Party candidates for the June primary must file their petitions by 5 p.m. on March 15. Winter Harbor representative Billy Bob Faulkingham has filed, but as of March 4, incumbents Downes, Hutchins, Williams and Carmichael have not. Williams says she has her signatures and will file this week.
With COVID-19 restrictions fading away, kind of, mostly, the April 20 adjournment date will mark the official start of campaign season. Legislators will pour out of the State House and into the streets and coffee shops of their hometowns, eager to mix it up with voters.
Governor Janet Mills is working to tee the election up for her party (and herself), having declared a monster give-back of surplus funds that will send $750 checks to about 800,000 Mainers.
Republicans were on their back foot for a moment; as the ones perennially advocating the return of surplus funds to the citizenry, it’s a Democratic governor with a sack full of money proposing to do just that. They were suddenly in need of a fly in that ointment. They found it in proposing that, instead of the checks, there should be a permanent decrease in the Maine income tax. The trouble with that is this may well be a one-time revenue bump, much of it to do with federal funds, and an income tax reduction – or elimination – is a recurring revenue loss.
Though Mills has gotten cross-threaded with her constituents on several issues, including tribal negotiations and the CMP pipeline, it is certainly not enough to shift Democrats to vote red instead. And Hancock County is, as Miles Davis would say, kind of blue.
Of the 38 Hancock County towns (including the city of Ellsworth), 22 have more registered Republicans than Democrats but the towns where Democrats lead tend to be more populous. The towns of Trenton and Winter Harbor edge into the Republican column by a single registered voter each.
Only five Hancock County communities have more than 2,000 registered voters. Ellsworth and Bucksport are majority Republican; Bar Harbor, Blue Hill and Hancock are majority Democrat. Well, only Bar Harbor Democrats have an actual majority of registered voters. For the other four towns, figure in Green Independents and unenrolled voters, as one should, and the lead party has a plurality.
Mount Desert Island is a Democratic stronghold, even in conservative Tremont where there are 157 more Democratic registered voters than Republicans. In Tremont, Bar Harbor and Southwest Harbor, there are more unenrolled voters than Republicans. Mount Desert misses sharing that statistic by a single voter.
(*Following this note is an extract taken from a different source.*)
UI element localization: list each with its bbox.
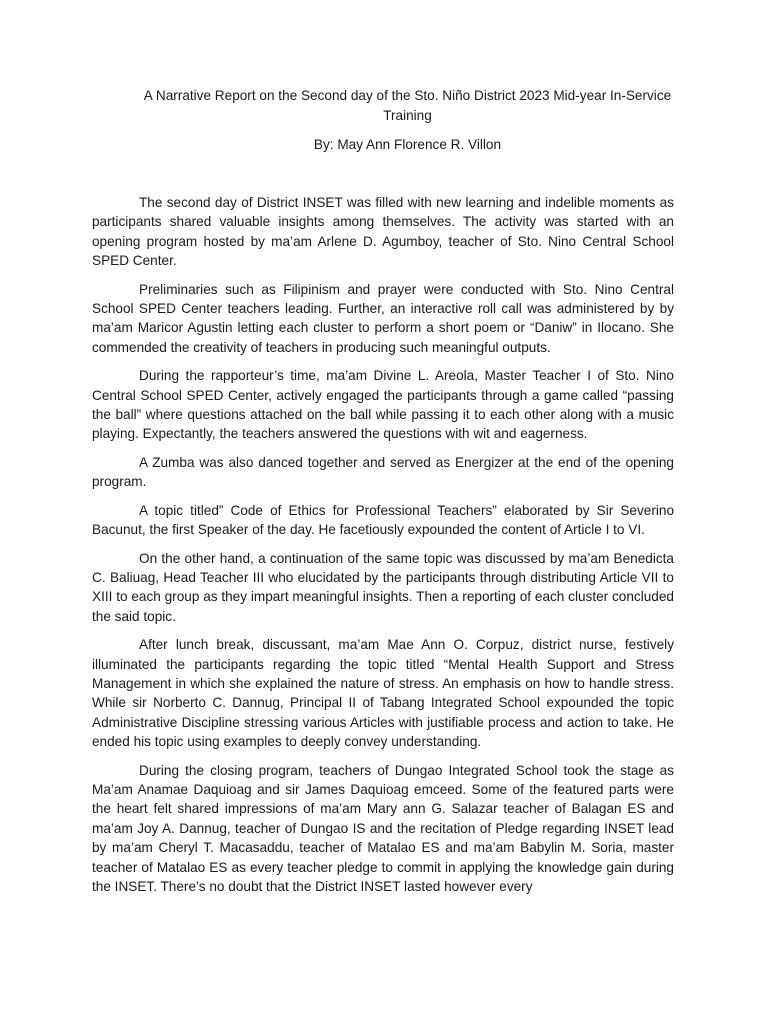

The other islands are mostly Democratic, Swan’s Island being the Republican exception. Eight towns have more unenrolled voters than Republicans. Ten towns have more unenrolled voters than Democrats. Orland, Sullivan and Winter Harbor have more unenrolled voters than either party. Aurora and Eastbrook have none.
Many thanks to the Ellsworth American and Islander special section, “Overview,” for a glorious roll in the data.